I’m a web developer and deal mostly with complex backend stuff, but is this issue of browsers not caching content common? This is news to me.

Edit: Omg never mind, I did misunderstand the question. It’s when saving it that it redownloads and yeah, I’ve totally noticed it too.

[–] adarza@lemmy.ca 7 points 17 hours ago* (last edited 17 hours ago)

a straight, ordinary image display in a page or tab will save to the cache, and if you then save it to disk yourself from there, firefox will utilise the cache. i see this behaviour every day on pc.

some addons will interfere with this. and cache settings, of course, do as well. there's also some ways to construct a web page that makes it harder to save an image, or doesn't save the image to the client's cache at all--requiring another hit to and download from the origin to do the requested 'save'

[–] BrundleFly2077@sh.itjust.works 2 points 13 hours ago (1 children)

I notice this with pdfs. I view a pdf in browser and then when I want to download it the damn thing has to come down again.

For what it’s worth, I recently swapped to Linux and discovered this doesn’t seem to happen there.

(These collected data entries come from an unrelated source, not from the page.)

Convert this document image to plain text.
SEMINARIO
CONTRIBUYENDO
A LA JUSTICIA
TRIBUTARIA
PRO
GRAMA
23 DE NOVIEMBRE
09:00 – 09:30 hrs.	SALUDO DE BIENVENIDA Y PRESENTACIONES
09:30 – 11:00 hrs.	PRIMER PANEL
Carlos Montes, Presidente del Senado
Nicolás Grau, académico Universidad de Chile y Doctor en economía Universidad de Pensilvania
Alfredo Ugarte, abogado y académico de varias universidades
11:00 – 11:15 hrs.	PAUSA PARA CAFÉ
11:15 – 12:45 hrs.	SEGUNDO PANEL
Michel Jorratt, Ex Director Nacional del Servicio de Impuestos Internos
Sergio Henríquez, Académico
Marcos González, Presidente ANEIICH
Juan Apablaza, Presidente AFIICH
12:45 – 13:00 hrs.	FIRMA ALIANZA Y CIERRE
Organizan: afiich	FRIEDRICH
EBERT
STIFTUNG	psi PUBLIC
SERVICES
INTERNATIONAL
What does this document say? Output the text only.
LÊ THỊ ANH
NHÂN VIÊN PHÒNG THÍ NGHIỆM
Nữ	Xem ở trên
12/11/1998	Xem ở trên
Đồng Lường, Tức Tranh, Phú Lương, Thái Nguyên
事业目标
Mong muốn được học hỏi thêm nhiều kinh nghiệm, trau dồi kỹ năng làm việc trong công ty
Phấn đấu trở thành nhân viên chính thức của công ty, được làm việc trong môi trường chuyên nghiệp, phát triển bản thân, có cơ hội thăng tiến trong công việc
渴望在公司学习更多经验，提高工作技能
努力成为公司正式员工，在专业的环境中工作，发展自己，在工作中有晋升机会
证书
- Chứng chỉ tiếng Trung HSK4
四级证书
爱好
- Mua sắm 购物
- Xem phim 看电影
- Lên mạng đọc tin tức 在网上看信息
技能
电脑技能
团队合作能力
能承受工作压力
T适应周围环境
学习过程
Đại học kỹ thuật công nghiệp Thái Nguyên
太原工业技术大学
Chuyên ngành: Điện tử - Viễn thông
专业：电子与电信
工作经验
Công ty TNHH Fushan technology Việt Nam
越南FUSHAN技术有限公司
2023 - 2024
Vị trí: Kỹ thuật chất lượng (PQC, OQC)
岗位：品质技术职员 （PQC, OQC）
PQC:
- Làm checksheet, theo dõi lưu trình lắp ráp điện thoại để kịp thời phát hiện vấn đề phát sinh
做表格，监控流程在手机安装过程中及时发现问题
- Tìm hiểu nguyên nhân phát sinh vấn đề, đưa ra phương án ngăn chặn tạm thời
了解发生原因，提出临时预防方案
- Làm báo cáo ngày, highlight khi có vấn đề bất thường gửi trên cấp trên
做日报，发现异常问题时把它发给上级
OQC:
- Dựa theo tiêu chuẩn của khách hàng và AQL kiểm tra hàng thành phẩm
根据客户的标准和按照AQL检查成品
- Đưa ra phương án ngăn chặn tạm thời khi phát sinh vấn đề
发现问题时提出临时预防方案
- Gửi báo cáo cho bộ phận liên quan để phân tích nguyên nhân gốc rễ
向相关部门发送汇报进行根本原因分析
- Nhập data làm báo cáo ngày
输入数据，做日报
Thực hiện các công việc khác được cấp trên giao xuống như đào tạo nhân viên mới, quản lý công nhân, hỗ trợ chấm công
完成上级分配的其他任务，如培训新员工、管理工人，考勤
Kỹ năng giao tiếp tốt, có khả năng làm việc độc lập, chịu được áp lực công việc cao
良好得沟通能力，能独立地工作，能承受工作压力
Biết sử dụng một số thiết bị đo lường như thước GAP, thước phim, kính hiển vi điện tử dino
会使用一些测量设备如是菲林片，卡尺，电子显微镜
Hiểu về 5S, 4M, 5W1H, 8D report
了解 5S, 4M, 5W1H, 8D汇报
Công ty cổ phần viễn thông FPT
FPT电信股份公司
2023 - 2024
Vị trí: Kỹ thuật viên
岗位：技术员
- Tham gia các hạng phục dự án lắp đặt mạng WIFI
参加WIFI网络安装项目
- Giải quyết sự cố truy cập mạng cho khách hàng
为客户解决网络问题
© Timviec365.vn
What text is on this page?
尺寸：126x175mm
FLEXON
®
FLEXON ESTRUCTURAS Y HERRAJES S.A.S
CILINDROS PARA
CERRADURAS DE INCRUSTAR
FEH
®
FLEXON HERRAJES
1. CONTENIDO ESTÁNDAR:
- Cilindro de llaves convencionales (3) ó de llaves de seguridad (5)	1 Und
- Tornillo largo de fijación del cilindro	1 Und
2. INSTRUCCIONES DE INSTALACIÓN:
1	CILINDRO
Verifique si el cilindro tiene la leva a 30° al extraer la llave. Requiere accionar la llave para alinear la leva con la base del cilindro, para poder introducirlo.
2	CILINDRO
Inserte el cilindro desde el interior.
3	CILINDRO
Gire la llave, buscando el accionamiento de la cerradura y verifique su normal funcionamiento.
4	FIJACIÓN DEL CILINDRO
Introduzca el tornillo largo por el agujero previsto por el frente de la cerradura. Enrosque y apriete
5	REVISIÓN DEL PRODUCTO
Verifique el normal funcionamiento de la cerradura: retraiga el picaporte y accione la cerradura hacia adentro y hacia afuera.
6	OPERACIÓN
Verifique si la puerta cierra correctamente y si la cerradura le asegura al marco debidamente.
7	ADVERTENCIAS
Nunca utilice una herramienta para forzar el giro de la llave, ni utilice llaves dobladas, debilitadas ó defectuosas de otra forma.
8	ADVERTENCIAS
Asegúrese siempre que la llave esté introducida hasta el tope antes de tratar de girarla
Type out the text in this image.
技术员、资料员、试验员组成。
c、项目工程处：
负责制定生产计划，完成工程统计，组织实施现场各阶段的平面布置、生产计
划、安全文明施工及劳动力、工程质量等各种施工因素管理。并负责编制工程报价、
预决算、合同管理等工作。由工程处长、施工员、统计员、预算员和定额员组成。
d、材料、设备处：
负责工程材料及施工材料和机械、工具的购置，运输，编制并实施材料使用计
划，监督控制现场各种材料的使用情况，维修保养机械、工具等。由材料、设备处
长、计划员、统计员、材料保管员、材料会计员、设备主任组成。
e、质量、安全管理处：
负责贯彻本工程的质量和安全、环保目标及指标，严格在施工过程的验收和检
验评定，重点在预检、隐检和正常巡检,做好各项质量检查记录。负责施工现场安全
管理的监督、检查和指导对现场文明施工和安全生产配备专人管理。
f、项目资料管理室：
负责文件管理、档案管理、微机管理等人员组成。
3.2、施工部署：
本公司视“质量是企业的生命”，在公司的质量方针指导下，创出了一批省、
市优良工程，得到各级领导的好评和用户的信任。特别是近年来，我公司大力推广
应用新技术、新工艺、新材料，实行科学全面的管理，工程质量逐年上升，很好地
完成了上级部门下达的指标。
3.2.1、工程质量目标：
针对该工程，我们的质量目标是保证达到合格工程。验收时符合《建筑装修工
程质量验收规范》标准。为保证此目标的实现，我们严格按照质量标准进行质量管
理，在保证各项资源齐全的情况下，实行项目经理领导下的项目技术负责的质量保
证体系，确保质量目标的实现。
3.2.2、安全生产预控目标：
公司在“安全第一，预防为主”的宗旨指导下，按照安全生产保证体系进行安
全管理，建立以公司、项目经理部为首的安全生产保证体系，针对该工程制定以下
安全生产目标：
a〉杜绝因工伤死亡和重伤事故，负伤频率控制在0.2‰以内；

[–] missphant@lemmy.blahaj.zone 3 points 13 hours ago

Yeah I can't remember this behaviour either with Firefox on Linux. In fact when I save a half-loaded image to disk it will literally save just half the image.

[–] FourPacketsOfPeanuts@lemmy.world 4 points 18 hours ago (1 children)

Have often wondered this myself, would love to know the answer

[–] Ephera@lemmy.ml 3 points 14 hours ago

Yeah, sometimes I even then can't download the picture, even though I was looking at it just then, because the server can apparently tell the difference and returns an error code instead.